うなされそうになる、いや、実際うなされてるかも。
そんな夢。
 
 
おそらくそんな悪夢の一つが、舞台で何も唄えないってやつだと思う。
 
楽譜がない、歌詞が出てこない。
 
 
 
昨夜の夢はまさにそれで。
 
一曲唄ったら、あとなにもない。
 
 
唄える歌が、なにもない。
 
こうなったら「マイウェイ」だ、とピアニストに楽譜を探してもらう。
 
 
なんで「こうなったらマイウェイ」なのか。
夢の中でも不思議でならない。
 
 
 
そうだ、寝る前に見てたニュース番組で。
トランプ大統領主催晩さん会で踊る人たちのBGMがこれだったのだった。
シナトラだかの朗々とした唄い声のマイウェイ。
 
 
やっぱりトランプさんは「マイウェイ」だな。
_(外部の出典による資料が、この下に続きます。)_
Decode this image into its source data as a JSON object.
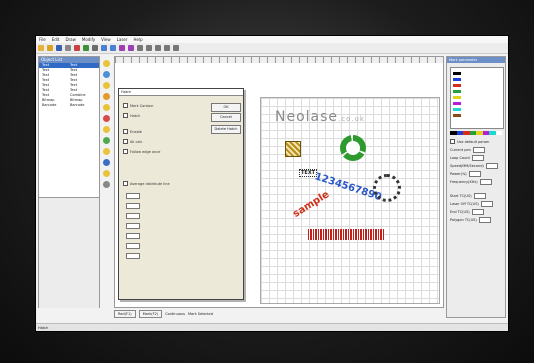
{
  "menu": {
    "items": [
      "File",
      "Edit",
      "Draw",
      "Modify",
      "View",
      "Laser",
      "Help"
    ]
  },
  "left_panel": {
    "title": "Object List",
    "rows": [
      {
        "name": "Text",
        "type": "Text"
      },
      {
        "name": "Text",
        "type": "Text"
      },
      {
        "name": "Text",
        "type": "Text"
      },
      {
        "name": "Text",
        "type": "Text"
      },
      {
        "name": "Text",
        "type": "Text"
      },
      {
        "name": "Text",
        "type": "Text"
      },
      {
        "name": "Text",
        "type": "Combine"
      },
      {
        "name": "Bitmap",
        "type": "Bitmap"
      },
      {
        "name": "Barcode",
        "type": "Barcode"
      }
    ]
  },
  "dialog": {
    "title": "Hatch",
    "options": [
      "Mark Contour",
      "Hatch",
      "Enable",
      "All calc",
      "Follow edge once",
      "Average distribute line"
    ],
    "buttons": [
      "OK",
      "Cancel",
      "Delete Hatch"
    ]
  },
  "canvas": {
    "logo_main": "Neolase",
    "logo_domain": ".co.uk",
    "numbers": "1234567890",
    "small_text": "TEXT",
    "sample": "sample"
  },
  "right_panel": {
    "title": "Mark parameter",
    "fields": [
      "Use default param",
      "Current pen",
      "Loop Count",
      "Speed(MM/Second)",
      "Power(%)",
      "Frequency(KHz)",
      "Start TC(US)",
      "Laser Off TC(US)",
      "End TC(US)",
      "Polygon TC(US)"
    ]
  },
  "bottom_bar": {
    "buttons": [
      "Red(F1)",
      "Mark(F2)"
    ],
    "checks": [
      "Continuous",
      "Mark Selected"
    ]
  },
  "statusbar": {
    "text": "Hatch"
  },
  "colors": {
    "accent": "#316ac5",
    "panel_head": "#6c8fc7",
    "bezel": "#1c1c1c"
  }
}
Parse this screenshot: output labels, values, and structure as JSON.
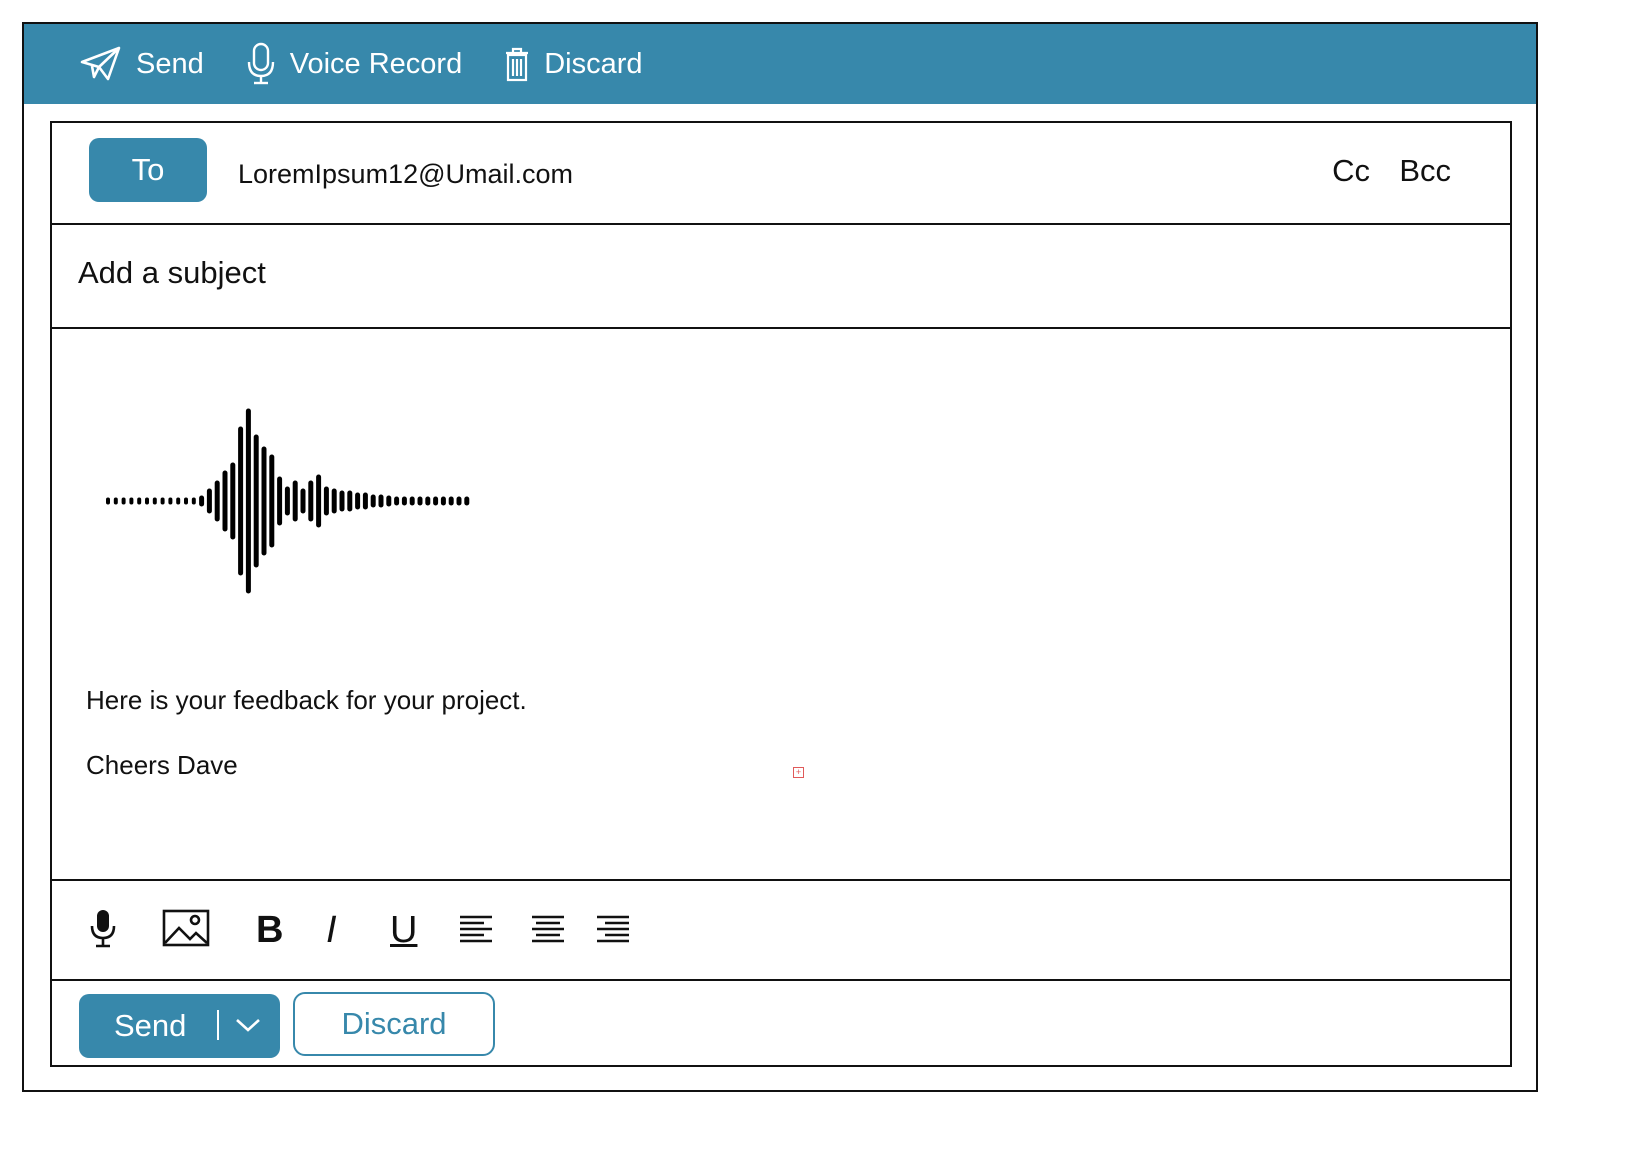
{
  "colors": {
    "accent": "#3788ab",
    "border": "#111111"
  },
  "topbar": {
    "send": {
      "label": "Send",
      "icon": "paper-plane-icon"
    },
    "voice_record": {
      "label": "Voice Record",
      "icon": "microphone-icon"
    },
    "discard": {
      "label": "Discard",
      "icon": "trash-icon"
    }
  },
  "compose": {
    "to_label": "To",
    "to_value": "LoremIpsum12@Umail.com",
    "cc_label": "Cc",
    "bcc_label": "Bcc",
    "subject_placeholder": "Add a subject",
    "attachment": {
      "type": "voice-recording",
      "icon": "waveform-icon"
    },
    "body_lines": [
      "Here is your feedback for your project.",
      "Cheers Dave"
    ]
  },
  "format_toolbar": {
    "items": [
      {
        "name": "microphone",
        "icon": "microphone-icon"
      },
      {
        "name": "insert-image",
        "icon": "image-icon"
      },
      {
        "name": "bold",
        "glyph": "B"
      },
      {
        "name": "italic",
        "glyph": "I"
      },
      {
        "name": "underline",
        "glyph": "U"
      },
      {
        "name": "align-left",
        "icon": "align-left-icon"
      },
      {
        "name": "align-center",
        "icon": "align-center-icon"
      },
      {
        "name": "align-right",
        "icon": "align-right-icon"
      }
    ]
  },
  "actions": {
    "send_label": "Send",
    "discard_label": "Discard"
  }
}
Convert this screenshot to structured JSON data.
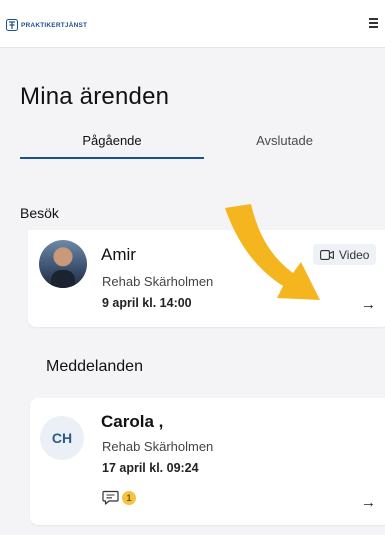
{
  "brand": {
    "name": "PRAKTIKERTJÄNST"
  },
  "page": {
    "title": "Mina ärenden"
  },
  "tabs": [
    {
      "label": "Pågående",
      "active": true
    },
    {
      "label": "Avslutade",
      "active": false
    }
  ],
  "visits": {
    "heading": "Besök",
    "items": [
      {
        "name": "Amir",
        "clinic": "Rehab Skärholmen",
        "datetime": "9 april kl. 14:00",
        "badge": "Video",
        "arrow": "→"
      }
    ]
  },
  "messages": {
    "heading": "Meddelanden",
    "items": [
      {
        "initials": "CH",
        "name": "Carola ,",
        "clinic": "Rehab Skärholmen",
        "datetime": "17 april kl. 09:24",
        "unread_count": "1",
        "arrow": "→"
      }
    ]
  },
  "colors": {
    "accent": "#1e4f8f",
    "annotation": "#f5b51e",
    "badge": "#f5c242"
  }
}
ふふん。
 
 
そう、小バカにしたのがタタッたらしい。
 
 
 
 
この「マイウェイ」。
もともとシャンソンで、「いつもどおり」というのが原題だ。
 
人生を振り返る歌でもなんでもない、タダの日常を歌った歌だ。
そんなさりげない粋な歌。
 
 
 
 
それがなんだか、功成り名遂げたオジサンに似合う歌になってしまった。
 
 
昔、酒場でピアノを弾いていると、そういうオジサンがやってきては「マイウェイ」を唄いたがった。
 
それも英語で唄いたがった。
 
 
 
当時、やさぐれてた私は心の中で「へん」と舌打ちして、ニコニコ伴奏した。
 
 
 
その歌を、震災後レコーディングした。
 
 
 
歌入れをしていると、録音ブースの電気が消えた。
録音機材の電気も消えた。
 
 
 
あ、まずいなあ。
 
 
あの頃はこういうことがよくあって、アチラ側の人たちの「想い」が沢山寄り集まってきているようだった。
 
 
断ち切られた、それぞれ「マイウェイ」が、見えてくるようだった。
 
 
 
 
なので。
最初はご供養の気持ちでも唄っていたが、だんだんと唄わなくなった。
 
 
今もほとんど唄うことがない。
 
なんとなく疎遠になっている。
 
(最後に唄ったのは、「BS日本のうた」だった気がする)
 
 
 
なのに、夢で唄おうということになった。
ところが、夢でもうまくいかなかった。
 
 
 
唄う前に目が覚めてしまったのだった。